Technology Construction, Inc. (“TCI”) successfully bid on a Kingman city project. TCI bid a certain price for the work. TCI was to complete phase one between June 1 and June 30, 2005 and phase two between July 18, 2005 and March 15, 2006. These dates became unworkable, however, because Kingman did not present a contract to sign and did not provide TCI with necessary notices to commence construction until months later. TCI did not contribute to the delay. In the interim, Hurricane Katrina caused prices to go up on asphalt and other oil-based products.
In May 2006, TCI submitted a notice of claim to the city asking for upward adjustments to the contract price due to the delays and increased costs for materials. Kingman never paid and TCI sued. After a bench trial, the trial court entered judgment for TCI and awarded it damages reflecting the additional costs incurred to complete the work.
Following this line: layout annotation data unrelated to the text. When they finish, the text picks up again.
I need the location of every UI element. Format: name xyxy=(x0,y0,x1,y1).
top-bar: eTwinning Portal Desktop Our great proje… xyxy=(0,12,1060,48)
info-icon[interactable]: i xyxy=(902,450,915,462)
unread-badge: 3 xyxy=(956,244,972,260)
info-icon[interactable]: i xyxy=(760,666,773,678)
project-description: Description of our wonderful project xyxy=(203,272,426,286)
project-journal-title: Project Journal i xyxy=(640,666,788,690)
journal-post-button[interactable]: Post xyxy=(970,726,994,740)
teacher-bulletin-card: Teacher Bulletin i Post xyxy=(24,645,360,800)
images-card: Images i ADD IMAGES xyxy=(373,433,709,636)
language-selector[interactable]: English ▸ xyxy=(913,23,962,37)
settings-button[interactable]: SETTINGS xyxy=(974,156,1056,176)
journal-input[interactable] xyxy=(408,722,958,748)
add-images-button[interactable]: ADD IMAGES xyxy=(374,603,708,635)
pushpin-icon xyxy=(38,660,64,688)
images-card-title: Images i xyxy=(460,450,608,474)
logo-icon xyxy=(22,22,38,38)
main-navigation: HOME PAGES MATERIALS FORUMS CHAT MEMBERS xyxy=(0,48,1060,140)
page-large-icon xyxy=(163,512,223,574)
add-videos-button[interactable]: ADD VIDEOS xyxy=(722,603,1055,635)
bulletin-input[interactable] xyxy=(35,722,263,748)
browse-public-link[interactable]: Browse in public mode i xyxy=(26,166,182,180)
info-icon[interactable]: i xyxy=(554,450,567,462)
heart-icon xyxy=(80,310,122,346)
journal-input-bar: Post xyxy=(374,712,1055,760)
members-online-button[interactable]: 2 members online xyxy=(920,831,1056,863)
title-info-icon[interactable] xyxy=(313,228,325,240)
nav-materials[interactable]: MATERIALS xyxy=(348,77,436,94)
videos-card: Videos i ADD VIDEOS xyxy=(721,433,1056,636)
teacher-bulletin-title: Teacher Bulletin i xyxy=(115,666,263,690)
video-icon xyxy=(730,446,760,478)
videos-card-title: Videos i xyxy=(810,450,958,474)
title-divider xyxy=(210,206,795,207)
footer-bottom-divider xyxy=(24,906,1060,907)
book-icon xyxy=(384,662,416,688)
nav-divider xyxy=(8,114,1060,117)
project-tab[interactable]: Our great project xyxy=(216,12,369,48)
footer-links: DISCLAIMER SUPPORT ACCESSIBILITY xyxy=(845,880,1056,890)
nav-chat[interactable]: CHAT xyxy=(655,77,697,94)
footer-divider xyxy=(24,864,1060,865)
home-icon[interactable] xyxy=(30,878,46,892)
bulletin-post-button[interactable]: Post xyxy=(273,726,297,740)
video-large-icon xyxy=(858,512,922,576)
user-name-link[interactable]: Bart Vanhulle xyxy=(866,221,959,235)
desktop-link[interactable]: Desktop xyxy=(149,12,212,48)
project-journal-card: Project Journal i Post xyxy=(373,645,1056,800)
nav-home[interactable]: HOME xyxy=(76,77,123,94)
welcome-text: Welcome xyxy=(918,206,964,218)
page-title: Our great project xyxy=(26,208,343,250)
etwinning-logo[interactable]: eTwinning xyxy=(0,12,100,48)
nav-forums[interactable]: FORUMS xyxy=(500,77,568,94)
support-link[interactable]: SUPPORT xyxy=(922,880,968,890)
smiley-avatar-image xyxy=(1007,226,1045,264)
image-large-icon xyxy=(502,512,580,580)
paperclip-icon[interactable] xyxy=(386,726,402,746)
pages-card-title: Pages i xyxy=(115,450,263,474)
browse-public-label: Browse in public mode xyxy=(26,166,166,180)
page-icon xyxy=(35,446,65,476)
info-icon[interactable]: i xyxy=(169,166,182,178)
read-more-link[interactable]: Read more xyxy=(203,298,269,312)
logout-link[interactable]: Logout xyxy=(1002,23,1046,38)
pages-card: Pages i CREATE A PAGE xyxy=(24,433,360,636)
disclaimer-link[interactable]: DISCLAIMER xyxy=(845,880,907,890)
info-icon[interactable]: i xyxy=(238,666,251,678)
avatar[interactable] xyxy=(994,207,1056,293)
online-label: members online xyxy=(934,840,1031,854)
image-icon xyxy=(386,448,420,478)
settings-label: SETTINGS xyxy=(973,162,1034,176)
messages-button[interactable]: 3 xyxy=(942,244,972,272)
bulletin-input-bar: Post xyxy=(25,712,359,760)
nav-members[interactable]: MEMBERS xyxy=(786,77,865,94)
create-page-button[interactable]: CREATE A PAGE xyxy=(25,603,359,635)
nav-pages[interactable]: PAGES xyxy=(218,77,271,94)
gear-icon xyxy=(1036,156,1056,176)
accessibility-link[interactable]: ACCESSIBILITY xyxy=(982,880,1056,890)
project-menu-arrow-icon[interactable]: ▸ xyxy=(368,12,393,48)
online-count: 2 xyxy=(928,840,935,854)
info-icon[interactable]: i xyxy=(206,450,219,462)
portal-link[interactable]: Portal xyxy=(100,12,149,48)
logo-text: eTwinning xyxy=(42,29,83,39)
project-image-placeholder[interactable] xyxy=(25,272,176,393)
The Court of Appeals affirmed the judgment. First, Kingman argued that no damages were permitted because the city’s contract included a “no liability” clause. The clause stated that “in no case . . . will the City . . . be liable for any portion of the expenses of the work.” The contract, however, also incorporated other documents, including a document entitled “Uniform Standard Specifications for Public Works Construction.” That document contained clauses stating that public construction contracts “shall” allow the contractor to seek damages for expenses caused by the public entity’s unreasonable delay, and that a contractor should be able to seek an adjustment to the contract due to “changed conditions unknown to all parties at the time of the bid.” Kingman contended that the “no liability” clause controlled.
The Court disagreed, holding that the “no liability” clause did not shield the city from damages caused by “the significant delays that occurred in this case.” The Court pointed to several California cases construing similar provisions which had held, for various reasons, that such clauses did not totally absolve municipalities from all liability.
Second, the Court likewise rejected Kingman’s argument that the contract was a “fixed price contract.” The Court noted that the city’s contract specifically incorporated the Uniform Specifications, and that document included a provision for “changes in the contract amount.” The parties’ course of dealing also undermined Kingman’s argument because there had been multiple change orders during the project that altered the contract price.
Finally, Kingman invoked the rule of Hadley v. Baxendale to argue “that TCI’s delay damages for increased material costs were not foreseeable.” That case stands generally for the rule that only reasonably foreseeable damages can result from a breach of contract. The Court held that the damage caused was foreseeable because commodity prices “change over time and in accordance with market forces under many influences, including weather.”
Judge Thompson authored the unanimous opinion; Judges Portley and Gemmill concurred.